The best answer is a solution that encrypts these files for you—by default.
Easy to Use: No one will use a managed file transfer system, regardless of how safe it is, unless it is easy to use. That means it should be deployable on premises or in the cloud so end users always have access. And it should be straightforward for the end user to transfer files and easy for IT or internal computer experts to set up these transfers.
It is even better if it is integrated with the email systems your employees are already using to share files, albeit unsafely. Here, Microsoft Outlook is the most used email application in the business world, so integration with that is critical.

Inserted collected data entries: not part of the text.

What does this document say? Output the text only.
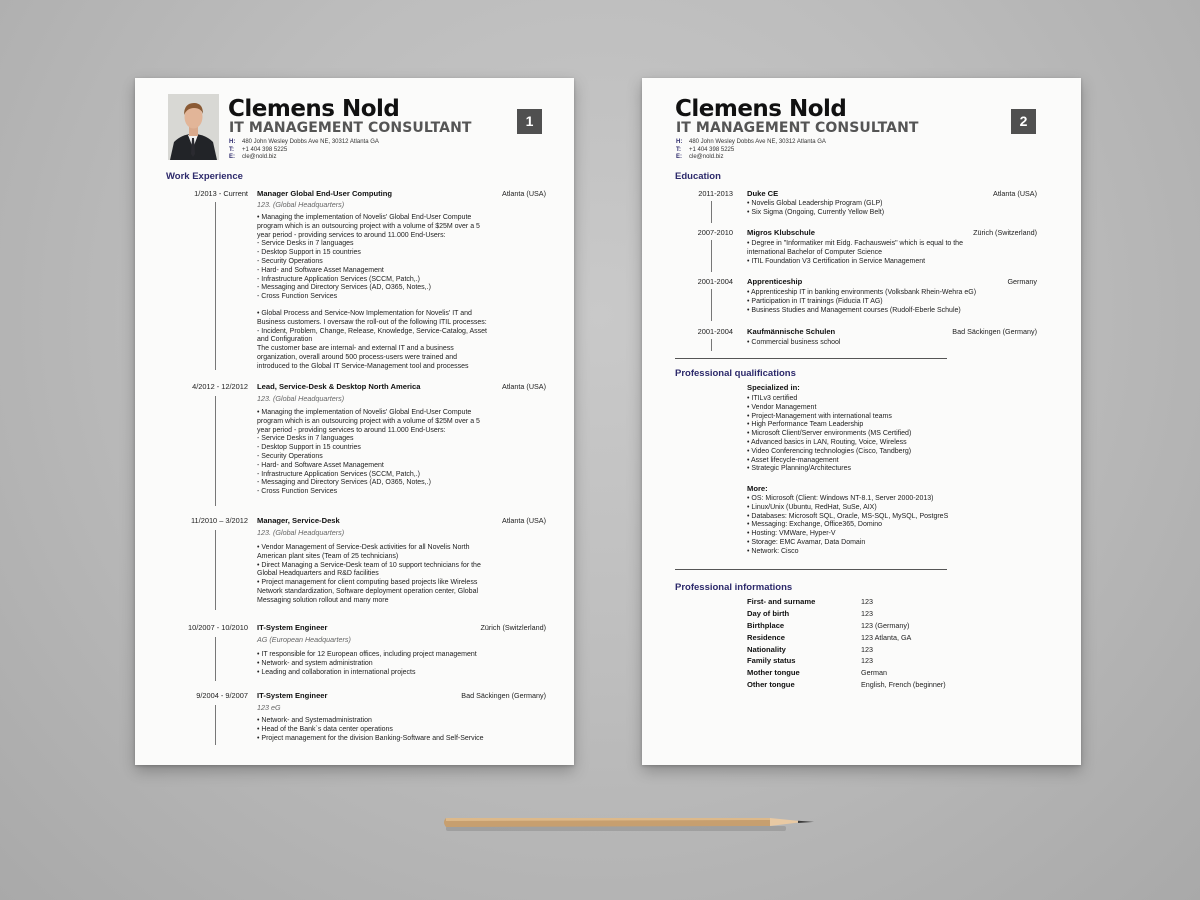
Clemens Nold
IT MANAGEMENT CONSULTANT
H: 480 John Wesley Dobbs Ave NE, 30312 Atlanta GA
T: +1 404 398 5225
E: cle@nold.biz
1
Work Experience
1/2013 - Current Manager Global End-User Computing	Atlanta (USA)
123. (Global Headquarters)
• Managing the implementation of Novelis' Global End-User Compute
program which is an outsourcing project with a volume of $25M over a 5
year period - providing services to around 11.000 End-Users:
- Service Desks in 7 languages
- Desktop Support in 15 countries
- Security Operations
- Hard- and Software Asset Management
- Infrastructure Application Services (SCCM, Patch,.)
- Messaging and Directory Services (AD, O365, Notes,.)
- Cross Function Services
• Global Process and Service-Now Implementation for Novelis' IT and
Business customers. I oversaw the roll-out of the following ITIL processes:
- Incident, Problem, Change, Release, Knowledge, Service-Catalog, Asset
and Configuration
The customer base are internal- and external IT and a business
organization, overall around 500 process-users were trained and
introduced to the Global IT Service-Management tool and processes
4/2012 - 12/2012 Lead, Service-Desk & Desktop North America	Atlanta (USA)
123. (Global Headquarters)
• Managing the implementation of Novelis' Global End-User Compute
program which is an outsourcing project with a volume of $25M over a 5
year period - providing services to around 11.000 End-Users:
- Service Desks in 7 languages
- Desktop Support in 15 countries
- Security Operations
- Hard- and Software Asset Management
- Infrastructure Application Services (SCCM, Patch,.)
- Messaging and Directory Services (AD, O365, Notes,.)
- Cross Function Services
11/2010 – 3/2012 Manager, Service-Desk	Atlanta (USA)
123. (Global Headquarters)
• Vendor Management of Service-Desk activities for all Novelis North
American plant sites (Team of 25 technicians)
• Direct Managing a Service-Desk team of 10 support technicians for the
Global Headquarters and R&D facilities
• Project management for client computing based projects like Wireless
Network standardization, Software deployment operation center, Global
Messaging solution rollout and many more
10/2007 - 10/2010 IT-System Engineer	Zürich (Switzlerland)
AG (European Headquarters)
• IT responsible for 12 European offices, including project management
• Network- and system administration
• Leading and collaboration in international projects
9/2004 - 9/2007 IT-System Engineer	Bad Säckingen (Germany)
123 eG
• Network- and Systemadministration
• Head of the Bank`s data center operations
• Project management for the division Banking-Software and Self-Service
Clemens Nold
IT MANAGEMENT CONSULTANT
H: 480 John Wesley Dobbs Ave NE, 30312 Atlanta GA
T: +1 404 398 5225
E: cle@nold.biz
2
Education
2011-2013 Duke CE	Atlanta (USA)
• Novelis Global Leadership Program (GLP)
• Six Sigma (Ongoing, Currently Yellow Belt)
2007-2010 Migros Klubschule	Zürich (Switzerland)
• Degree in "Informatiker mit Eidg. Fachausweis" which is equal to the
international Bachelor of Computer Science
• ITIL Foundation V3 Certification in Service Management
2001-2004 Apprenticeship	Germany
• Apprenticeship IT in banking environments (Volksbank Rhein-Wehra eG)
• Participation in IT trainings (Fiducia IT AG)
• Business Studies and Management courses (Rudolf-Eberle Schule)
2001-2004 Kaufmännische Schulen	Bad Säckingen (Germany)
• Commercial business school
Professional qualifications
Specialized in:
• ITILv3 certified
• Vendor Management
• Project-Management with international teams
• High Performance Team Leadership
• Microsoft Client/Server environments (MS Certified)
• Advanced basics in LAN, Routing, Voice, Wireless
• Video Conferencing technologies (Cisco, Tandberg)
• Asset lifecycle-management
• Strategic Planning/Architectures
More:
• OS: Microsoft (Client: Windows NT-8.1, Server 2000-2013)
• Linux/Unix (Ubuntu, RedHat, SuSe, AIX)
• Databases: Microsoft SQL, Oracle, MS-SQL, MySQL, PostgreS
• Messaging: Exchange, Office365, Domino
• Hosting: VMWare, Hyper-V
• Storage: EMC Avamar, Data Domain
• Network: Cisco
Professional informations
First- and surname	123
Day of birth	123
Birthplace	123 (Germany)
Residence	123 Atlanta, GA
Nationality	123
Family status	123
Mother tongue	German
Other tongue	English, French (beginner)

Auditable: What happens if a business partner says they never got the file you sent? Through auditing you'll know the precise path that file followed and whether it was indeed received. If there was a hiccup somewhere, it is easy to resend the file. Part of this system is notification on either end, so you (the sending party) and your recipient are both told what happened.
Automation: If I asked you how many files your firm deals with on a given day you'd run out of hands before you counted the first hour. Manually transferring all these files is a nightmare and mistakes are surely made. Automate these transfers so certain types of transfers and transfers to specific parties are done with the click of a mouse.

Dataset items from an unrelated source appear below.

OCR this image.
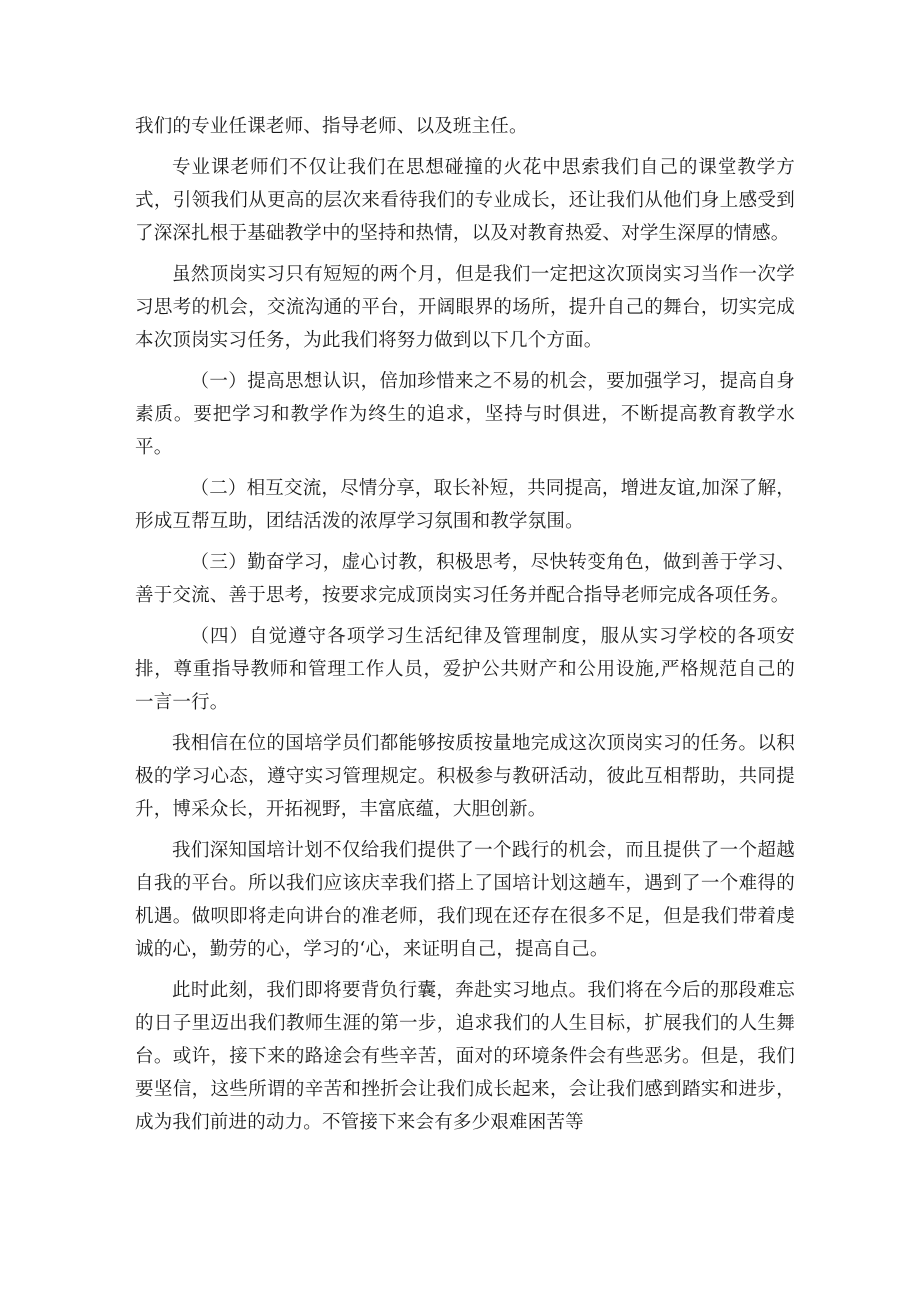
我们的专业任课老师、指导老师、以及班主任。

专业课老师们不仅让我们在思想碰撞的火花中思索我们自己的课堂教学方式，引领我们从更高的层次来看待我们的专业成长，还让我们从他们身上感受到了深深扎根于基础教学中的坚持和热情，以及对教育热爱、对学生深厚的情感。

虽然顶岗实习只有短短的两个月，但是我们一定把这次顶岗实习当作一次学习思考的机会，交流沟通的平台，开阔眼界的场所，提升自己的舞台，切实完成本次顶岗实习任务，为此我们将努力做到以下几个方面。

（一）提高思想认识，倍加珍惜来之不易的机会，要加强学习，提高自身素质。要把学习和教学作为终生的追求，坚持与时俱进，不断提高教育教学水平。

（二）相互交流，尽情分享，取长补短，共同提高，增进友谊,加深了解，形成互帮互助，团结活泼的浓厚学习氛围和教学氛围。

（三）勤奋学习，虚心讨教，积极思考，尽快转变角色，做到善于学习、善于交流、善于思考，按要求完成顶岗实习任务并配合指导老师完成各项任务。

（四）自觉遵守各项学习生活纪律及管理制度，服从实习学校的各项安排，尊重指导教师和管理工作人员，爱护公共财产和公用设施,严格规范自己的一言一行。

我相信在位的国培学员们都能够按质按量地完成这次顶岗实习的任务。以积极的学习心态，遵守实习管理规定。积极参与教研活动，彼此互相帮助，共同提升，博采众长，开拓视野，丰富底蕴，大胆创新。

我们深知国培计划不仅给我们提供了一个践行的机会，而且提供了一个超越自我的平台。所以我们应该庆幸我们搭上了国培计划这趟车，遇到了一个难得的机遇。做呗即将走向讲台的准老师，我们现在还存在很多不足，但是我们带着虔诚的心，勤劳的心，学习的‘心，来证明自己，提高自己。

此时此刻，我们即将要背负行囊，奔赴实习地点。我们将在今后的那段难忘的日子里迈出我们教师生涯的第一步，追求我们的人生目标，扩展我们的人生舞台。或许，接下来的路途会有些辛苦，面对的环境条件会有些恶劣。但是，我们要坚信，这些所谓的辛苦和挫折会让我们成长起来，会让我们感到踏实和进步，成为我们前进的动力。不管接下来会有多少艰难困苦等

Manage Data: Managed File Transfer (MFT) offers safe, efficient file transfer as a business process—now employees and IT can manage file transfers confidentially by tracking data movement.
Visibility: Managed File Transfer (MFT) provides visibility into your firm’s data activities, such as the files themselves, data events, who sent and received the files, transfer policies and processes, notifications, and offers a look back via logging and audits.
Secure Managed File Transfer (MFT) Software Keeps the Confidential
Many data breaches occur when files are moved within your organization or to partners and other firms with a vested interest. With MOVEit Managed File Transfer (MFT) from Progress, you can establish secure collaboration and automated file transfers of sensitive personal data. These files are not only moved safely, but they also include encryption and activity tracking to ensure compliance with your policies and compliance rules.
By default, all files sent outside the firm should be handled in a secure and trackable way—which is MFT.
With MOVEit Managed File Transfer, you no longer rely upon your employees emailing personal data to other employees, outside entities, or using insecure file sharing services.
With Secure MFT Software, you eliminate user error, and can track and report the details of every file transfer.